Nightbringer | The Arthurian Online Encyclopedia


Neustria was a historical region in Western Europe during the early medieval period, primarily from the sixth to ninth centuries.

It was situated in what is now northern and western France, as well as parts of modern-day Belgium. It was the western part of the Frankish Kingdom and was bordered to the east by Austrasia, another major division of the Frankish realm.

Neustria was the western part of the Frankish Kingdom. The division of the Frankish Kingdom into Neustria and Austrasia was primarily a political and administrative distinction, and it had its origins in the Merovingian dynasty. The Merovingian kings often had separate courts and centers of power in the two regions.

Neustria was inhabited by both Frankish and Romanized Gallo-Roman populations. Latin was the administrative and literary language, but the Franks, who were Germanic in origin, also played a significant role in shaping the region’s culture.

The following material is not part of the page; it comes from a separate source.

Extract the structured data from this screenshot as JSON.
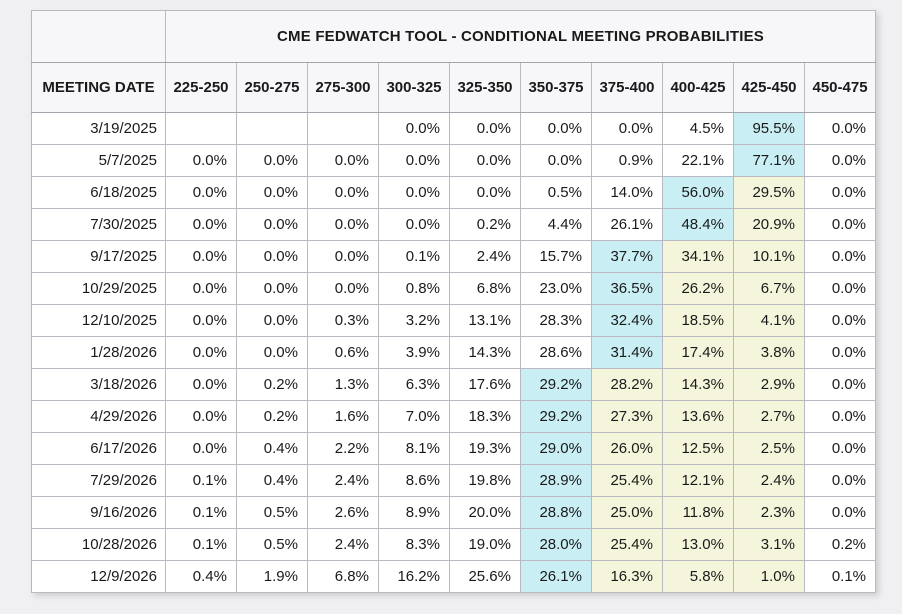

Neustria and Austrasia had a history of rivalry and conflicts, with the Merovingian kings frequently struggling to maintain control over both regions. These internal divisions contributed to the overall fragmentation of the Frankish Kingdom.

In the eighth century, the Carolingian dynasty, led by Charles Martel and later Charlemagne, consolidated power in the Frankish Kingdom and gradually reunited Neustria and Austrasia under their rule. This marked the decline of the Merovingian dynasty and the rise of the Carolingians.

The name “Neustria” gradually fell out of use as the Carolingian established a unified Frankish realm. By the ninth century, the division between Neustria and Austrasia had largely disappeared, and the entire region was collectively referred to as the Carolingian Empore.

The name “Neustria” is derived from the Latin Neustrasia, which means “new land” or “western land,” and it reflects the region’s position in the western part of the Frankish Kingdom.

In Arthurian literature, Geoffrey of Monmouth ascribes the duchy Neustria to Bedivere.